IDPOST.CO.ID – Syekh Muhammad Nawawi bin Umar al-Banteni dalam Nashaihul Ibad menjelaskan asal-usul segala kesalahan yang dilakukan umat manusia di dunia.
Ada tiga induk kesalahan dan enam sumber kesalahan lainnya yang diuraikan dalam kitab tersebut.
Dalam sebuah riwayat disebutkan bahwa Nabi Muhammad SAW menerima wahyu dari Allah SWT yang diabadikan dalam kitab Taurat, yang menjelaskan tiga induk dari segala kesalahan, yaitu sombong, hasud (dengki), dan rakus.
Dari ketiga induk ini, muncul enam sumber kesalahan lainnya, yaitu kenyang, tidur berlebihan, bersenang-senang, mencintai harta, mencintai pujian, dan mencintai jabatan.
Mengenai sikap sombong, Nabi Muhammad SAW menjelaskan bahwa sombong adalah menolak kebenaran dan meremehkan orang lain.
Siapa pun yang merasa agung dan menganggap orang lain rendah, maka ia termasuk dalam golongan orang yang sombong.
Mengenai hasud (dengki), Mu’awiyah radhiyallahu anhu menyatakan bahwa tidak ada kejahatan yang lebih buruk daripada dengki. Orang yang dengki dapat membunuh sebelum kecemburuan itu mencapai targetnya.
Rakus dalam menghadapi dunia juga dijelaskan sebagai salah satu sumber kesalahan.
Malik bin Dinar mengatakan bahwa jika badan sudah sakit, maka makanan, minuman, hidup, dan kesenangan tidak akan memiliki arti.
Begitu juga jika hati mencintai dunia, maka nasihat tidak akan berguna lagi.
Mencintai harta juga merupakan sumber kesalahan, seperti yang dijelaskan oleh Sayyid Abdullah Al Haddad.

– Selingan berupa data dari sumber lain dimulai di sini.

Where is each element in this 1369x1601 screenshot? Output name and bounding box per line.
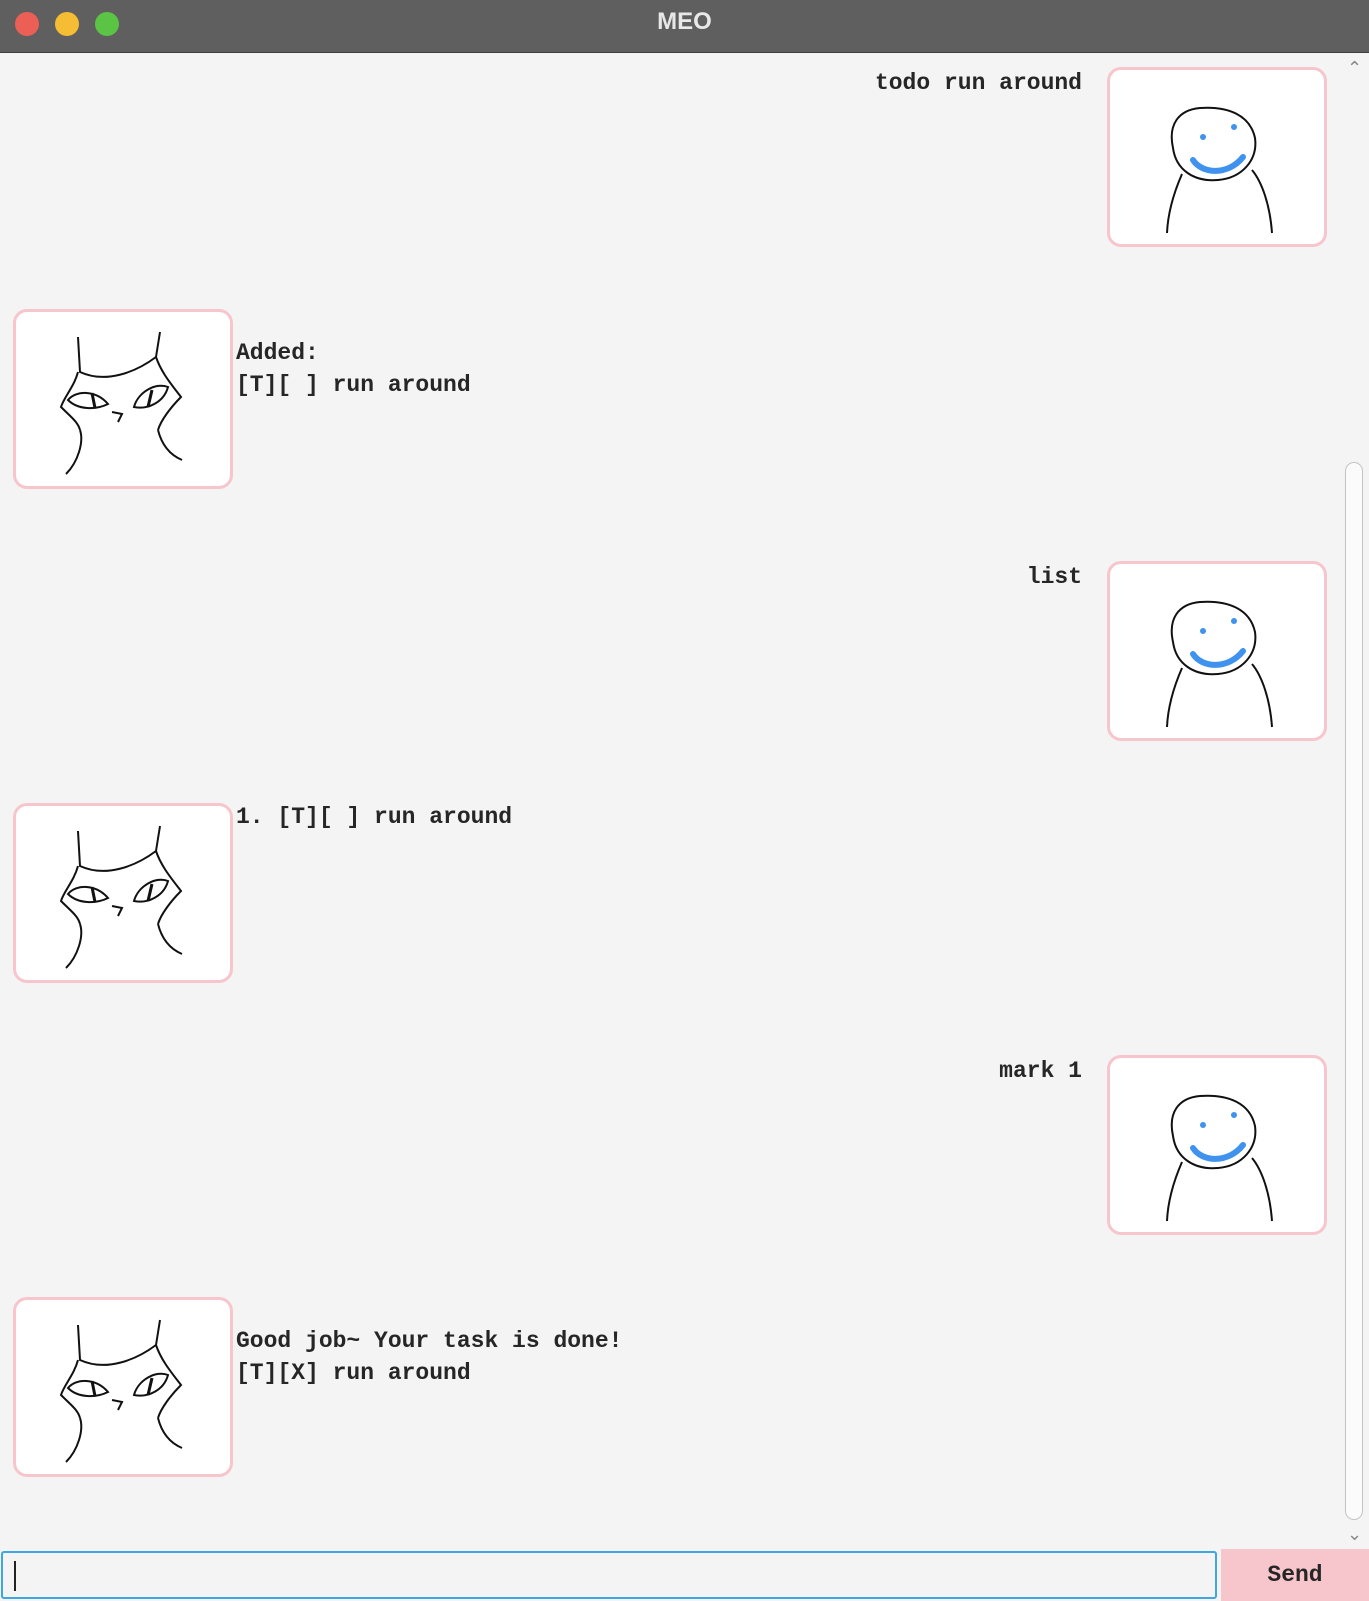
send-button[interactable]: Send [1221,1549,1369,1601]
user-avatar [1107,67,1327,247]
user-message: list [0,561,1340,741]
cat-face-icon [59,331,183,475]
bot-message: Added: [T][ ] run around [0,309,1340,499]
smiley-person-icon [1166,106,1273,234]
window-title: MEO [657,8,712,35]
bot-avatar [13,803,233,983]
bot-message-text: 1. [T][ ] run around [236,804,513,830]
smiley-person-icon [1166,1094,1273,1222]
scrollbar-thumb[interactable] [1345,462,1363,1520]
cat-face-icon [59,1319,183,1463]
user-message-text: todo run around [874,70,1082,96]
smiley-person-icon [1166,600,1273,728]
user-avatar [1107,561,1327,741]
chat-dialog-area: todo run around Added: [T][] run around… [0,53,1340,1549]
text-caret [14,1561,16,1591]
bot-avatar [13,1297,233,1477]
user-message: todo run around [0,67,1340,247]
user-message: mark 1 [0,1055,1340,1235]
bot-message: 1. [T][ ] run around [0,803,1340,993]
bot-message-text: Good job~ Your task is done! [T][X] run … [236,1328,623,1386]
user-message-text: list [1026,564,1082,590]
chat-scrollbar[interactable]: ⌃ ⌄ [1340,53,1369,1549]
scroll-up-arrow-icon[interactable]: ⌃ [1340,57,1369,79]
bot-avatar [13,309,233,489]
scroll-down-arrow-icon[interactable]: ⌄ [1340,1523,1369,1545]
message-input[interactable] [1,1551,1217,1599]
bot-message-text: Added: [T][ ] run around [236,340,471,398]
user-message-text: mark 1 [999,1058,1082,1084]
bot-message: Good job~ Your task is done! [T][X] run … [0,1297,1340,1487]
title-bar: MEO [0,0,1369,53]
cat-face-icon [59,825,183,969]
user-avatar [1107,1055,1327,1235]
input-bar: Send [0,1549,1369,1601]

Dia mengajarkan untuk mengeluarkan rasa cinta terhadap emas dan perak dari hati, sehingga dua benda tersebut hanya dipandang seperti batu dan tanah.
Selain itu, rasa senang terhadap pujian dan cinta terhadap jabatan atau kekuasaan juga merupakan sumber kesalahan.
Sayyid Abdullah Al Haddad menyarankan untuk menghilangkan kedua hal tersebut dari dalam diri secara total, sehingga tidak ada perbedaan antara dipuji atau dicela, serta tidak ada perbedaan antara mendapat perhatian atau diabaikan.
Kecintaan terhadap jabatan atau kekuasaan dianggap lebih berbahaya daripada cinta terhadap harta, karena menunjukkan indikasi kecintaan terhadap duniawi yang lebih dalam.
Padahal, keagungan sejati hanya milik Allah SWT, dan cinta terhadap harta atau jabatan hanya merupakan sifat yang bersifat duniawi belaka.